When out of hours GP care was accessed, it was often in a crisis situation and with an unfamiliar GP. Decisions made in these circumstances usually involved admittance of the person with intellectual disability to an emergency hospital department.
“...[Out of hours GP service] links directly then with the unit, and they make that decision then. They usually come out, but nine times out of ten the person is admitted”
“I suppose she was of a different opinion than we were. You know, her opinion was you know, always hospital transfer... But certainly it’s not, you know the wishes of the family, or it wasn’t, you know as an advocate for Catherine. You know she loves familiar staff and that was very important for her. Especially at that vulnerable stage.”
Sometimes, even when end of life plans have been made, it may be the GP on call at that time who determines what decision is made. As one of the carers noted:
“So we met with the GP and the family and made a plan for him...But to my dismay one weekend I was off, we ended up calling [out of hours GP service], we have an extremely good GP service here but he happened to be gone that weekend as well.
And [out of hours G.P. service] sent him in...So once he went in we didn’t get him back and that was a huge disappointment for us all really.”
It was interesting to note the language that was used by carers in the few cases when they had negative experiences with the GP services. Several carers spoke of having to ‘push’,’ fight’ and ‘battle’ when they felt that the GP didn’t understand the needs of the person with intellectual disability.
“It wouldn’t be just specifically to that GP anyway. It’d be just as I say you have to battle with most GPs.”
“we just keep fighting with GPs until they listen to you, keep doing it. I suppose”
“It was frustrating now if I’m honest like. You know constantly kind of battling with the GP like. So I felt her lack understanding of somebody with an intellectual disability wasn’t there like. Or it was different more so, I don’t know a little bit negative.”
Rapid Decline & Challenges with interventions
Many of the carers spoke of a rapid decline in health which took place in the last days of the person’s life, particularly when people had chronic or terminal illnesses such as end stage cancers, renal failure, pneumonia and advanced dementia. The pattern of deterioration described by one carer below captured the reports of other carers:
“It was very quick. Yea and just the end just it was very much like a rollercoaster I suppose. The climb to the top is slow but you know getting there and just hit the bottom very fast.”

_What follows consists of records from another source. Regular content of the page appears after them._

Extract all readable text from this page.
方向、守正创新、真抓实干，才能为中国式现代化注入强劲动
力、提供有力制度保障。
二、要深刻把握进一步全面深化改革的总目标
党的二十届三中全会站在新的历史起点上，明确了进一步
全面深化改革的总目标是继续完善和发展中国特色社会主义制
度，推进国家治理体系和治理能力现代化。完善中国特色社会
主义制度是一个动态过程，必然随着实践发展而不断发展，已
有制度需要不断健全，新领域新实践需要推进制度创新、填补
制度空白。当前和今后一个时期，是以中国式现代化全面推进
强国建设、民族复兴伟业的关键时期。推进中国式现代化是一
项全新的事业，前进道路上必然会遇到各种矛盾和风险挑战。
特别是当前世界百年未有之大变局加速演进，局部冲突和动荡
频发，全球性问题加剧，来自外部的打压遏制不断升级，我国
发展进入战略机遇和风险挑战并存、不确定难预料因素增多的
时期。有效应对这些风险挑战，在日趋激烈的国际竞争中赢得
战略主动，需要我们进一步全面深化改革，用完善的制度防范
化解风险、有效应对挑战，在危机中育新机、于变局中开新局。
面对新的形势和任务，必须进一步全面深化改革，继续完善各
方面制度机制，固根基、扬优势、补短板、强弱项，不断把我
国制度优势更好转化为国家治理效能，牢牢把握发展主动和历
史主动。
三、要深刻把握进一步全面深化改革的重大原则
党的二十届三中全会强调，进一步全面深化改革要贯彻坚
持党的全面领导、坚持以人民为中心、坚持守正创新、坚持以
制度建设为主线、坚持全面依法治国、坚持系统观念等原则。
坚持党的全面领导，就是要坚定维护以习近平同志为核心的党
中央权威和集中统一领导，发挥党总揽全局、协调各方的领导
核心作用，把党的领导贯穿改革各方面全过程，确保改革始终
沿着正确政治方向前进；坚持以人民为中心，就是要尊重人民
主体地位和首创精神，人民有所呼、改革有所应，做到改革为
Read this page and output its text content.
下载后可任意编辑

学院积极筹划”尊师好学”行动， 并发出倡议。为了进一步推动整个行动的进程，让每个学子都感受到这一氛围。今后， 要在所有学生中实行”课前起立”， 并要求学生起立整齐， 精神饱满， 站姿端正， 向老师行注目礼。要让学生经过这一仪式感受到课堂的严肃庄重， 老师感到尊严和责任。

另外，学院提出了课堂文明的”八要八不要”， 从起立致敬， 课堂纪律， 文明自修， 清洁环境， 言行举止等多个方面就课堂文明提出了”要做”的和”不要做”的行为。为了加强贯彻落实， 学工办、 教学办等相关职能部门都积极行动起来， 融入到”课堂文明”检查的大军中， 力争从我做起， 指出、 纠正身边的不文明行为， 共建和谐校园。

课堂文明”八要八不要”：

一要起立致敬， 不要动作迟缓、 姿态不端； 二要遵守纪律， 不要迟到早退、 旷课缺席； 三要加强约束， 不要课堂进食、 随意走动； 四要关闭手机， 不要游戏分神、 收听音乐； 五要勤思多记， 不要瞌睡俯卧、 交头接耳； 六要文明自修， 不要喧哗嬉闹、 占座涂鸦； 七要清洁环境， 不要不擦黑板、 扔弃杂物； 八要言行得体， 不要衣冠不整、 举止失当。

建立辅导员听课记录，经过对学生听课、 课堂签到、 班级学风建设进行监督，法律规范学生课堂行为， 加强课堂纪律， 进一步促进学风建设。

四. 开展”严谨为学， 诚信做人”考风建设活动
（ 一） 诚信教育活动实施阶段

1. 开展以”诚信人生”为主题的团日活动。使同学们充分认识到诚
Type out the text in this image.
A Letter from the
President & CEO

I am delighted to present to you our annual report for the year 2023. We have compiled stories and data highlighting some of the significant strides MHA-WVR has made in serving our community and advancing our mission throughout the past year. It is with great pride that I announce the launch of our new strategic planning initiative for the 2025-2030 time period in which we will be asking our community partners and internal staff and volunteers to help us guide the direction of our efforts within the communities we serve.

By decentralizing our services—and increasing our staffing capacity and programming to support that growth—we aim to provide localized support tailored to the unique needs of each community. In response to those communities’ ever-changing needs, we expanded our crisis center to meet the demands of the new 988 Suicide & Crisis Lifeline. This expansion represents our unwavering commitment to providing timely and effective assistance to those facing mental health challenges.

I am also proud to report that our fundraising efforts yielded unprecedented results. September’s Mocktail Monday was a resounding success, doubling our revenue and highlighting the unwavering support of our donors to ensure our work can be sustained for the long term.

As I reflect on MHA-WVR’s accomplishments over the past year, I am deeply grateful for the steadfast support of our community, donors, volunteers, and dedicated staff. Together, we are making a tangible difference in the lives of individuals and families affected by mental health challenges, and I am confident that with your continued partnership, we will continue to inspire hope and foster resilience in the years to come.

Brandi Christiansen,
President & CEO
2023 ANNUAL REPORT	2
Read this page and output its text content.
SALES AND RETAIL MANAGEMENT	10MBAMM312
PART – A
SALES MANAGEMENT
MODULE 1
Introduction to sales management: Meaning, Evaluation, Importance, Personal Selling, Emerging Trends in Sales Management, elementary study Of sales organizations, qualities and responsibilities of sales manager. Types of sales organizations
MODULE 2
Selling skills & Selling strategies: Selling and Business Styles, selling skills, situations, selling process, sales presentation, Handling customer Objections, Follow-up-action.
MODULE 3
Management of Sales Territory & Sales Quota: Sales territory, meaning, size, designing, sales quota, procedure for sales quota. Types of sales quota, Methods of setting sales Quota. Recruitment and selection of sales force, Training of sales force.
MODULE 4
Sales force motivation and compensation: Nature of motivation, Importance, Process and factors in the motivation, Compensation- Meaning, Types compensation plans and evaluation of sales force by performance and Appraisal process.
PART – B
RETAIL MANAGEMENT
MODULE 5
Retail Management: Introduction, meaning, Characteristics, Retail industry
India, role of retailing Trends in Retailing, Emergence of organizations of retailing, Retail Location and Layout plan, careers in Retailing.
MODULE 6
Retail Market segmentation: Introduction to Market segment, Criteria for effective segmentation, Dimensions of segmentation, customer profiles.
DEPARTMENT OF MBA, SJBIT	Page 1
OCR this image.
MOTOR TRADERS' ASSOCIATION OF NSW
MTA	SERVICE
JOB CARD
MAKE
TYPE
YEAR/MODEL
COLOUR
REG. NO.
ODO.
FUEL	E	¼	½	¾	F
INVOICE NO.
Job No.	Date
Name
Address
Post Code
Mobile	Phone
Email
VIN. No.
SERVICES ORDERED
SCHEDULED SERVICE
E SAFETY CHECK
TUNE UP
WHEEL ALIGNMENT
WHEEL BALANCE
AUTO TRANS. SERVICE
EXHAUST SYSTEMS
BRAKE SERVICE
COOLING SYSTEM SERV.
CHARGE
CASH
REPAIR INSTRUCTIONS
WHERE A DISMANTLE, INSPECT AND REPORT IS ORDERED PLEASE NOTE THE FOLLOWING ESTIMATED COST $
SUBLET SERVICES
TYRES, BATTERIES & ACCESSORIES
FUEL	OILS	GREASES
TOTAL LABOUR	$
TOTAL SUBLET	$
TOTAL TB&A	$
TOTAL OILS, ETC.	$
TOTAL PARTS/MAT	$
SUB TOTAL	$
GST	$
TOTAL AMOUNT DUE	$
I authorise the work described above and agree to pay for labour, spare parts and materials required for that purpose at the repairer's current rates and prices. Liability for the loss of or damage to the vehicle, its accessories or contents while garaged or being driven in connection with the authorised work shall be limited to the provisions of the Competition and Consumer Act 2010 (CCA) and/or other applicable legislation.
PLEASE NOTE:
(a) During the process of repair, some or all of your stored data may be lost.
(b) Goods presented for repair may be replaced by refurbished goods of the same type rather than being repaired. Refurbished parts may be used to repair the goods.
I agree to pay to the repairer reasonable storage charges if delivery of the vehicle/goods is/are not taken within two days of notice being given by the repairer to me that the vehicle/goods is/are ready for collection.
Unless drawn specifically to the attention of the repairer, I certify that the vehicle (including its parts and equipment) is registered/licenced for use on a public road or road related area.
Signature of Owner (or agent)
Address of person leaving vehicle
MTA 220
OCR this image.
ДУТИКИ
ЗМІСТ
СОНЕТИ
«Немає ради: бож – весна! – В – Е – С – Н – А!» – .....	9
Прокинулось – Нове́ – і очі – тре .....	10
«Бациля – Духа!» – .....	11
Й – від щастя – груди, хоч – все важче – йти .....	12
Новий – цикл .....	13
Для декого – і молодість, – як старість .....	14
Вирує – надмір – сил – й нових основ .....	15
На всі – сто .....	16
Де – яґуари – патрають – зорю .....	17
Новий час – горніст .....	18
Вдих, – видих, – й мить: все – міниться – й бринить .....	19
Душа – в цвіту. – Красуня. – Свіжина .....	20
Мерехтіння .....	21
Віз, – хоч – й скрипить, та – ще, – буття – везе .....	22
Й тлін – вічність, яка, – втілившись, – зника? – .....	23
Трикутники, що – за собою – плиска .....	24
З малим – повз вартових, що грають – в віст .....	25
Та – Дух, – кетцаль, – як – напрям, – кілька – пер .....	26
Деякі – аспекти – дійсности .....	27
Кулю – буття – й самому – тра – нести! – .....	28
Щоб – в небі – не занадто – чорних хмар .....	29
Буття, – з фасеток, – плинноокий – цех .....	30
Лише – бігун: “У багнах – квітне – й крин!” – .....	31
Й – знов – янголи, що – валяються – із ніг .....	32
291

Almost half of the respondents spoke of a level of ‘shock’ about the deteriorating health and death of the person they were caring for. As one carer noted:
“Well I suppose really we’re not used to our service users dying, first and foremost. Really, as a rule, we’re not. And I suppose, I suppose when someone dies it is always a shock, isn’t it, you know.”
There was a concern expressed by carers that key symptoms could be missed either due to being masked by the intellectual disability or being difficult to assess due to communication difficulties or other issues:
“It was just put down to being Patrick”
Often health care practitioners in the community or acute care settings, consulted for advice on worsening conditions, appeared insensitive to symptoms believing that these were related to the intellectual disability rather than the underlying illness. This could result in missed opportunities to provide early intervention at end of life.
“But I fought I got him into the xxx clinic …you have to get a good GP that’s tuned into people”.
However when there was a medical emergency health care professionals were found to react quickly to the symptoms regardless of intellectual disability, perhaps as conditions are explicitly observable and measurable, for example cardiac arrest.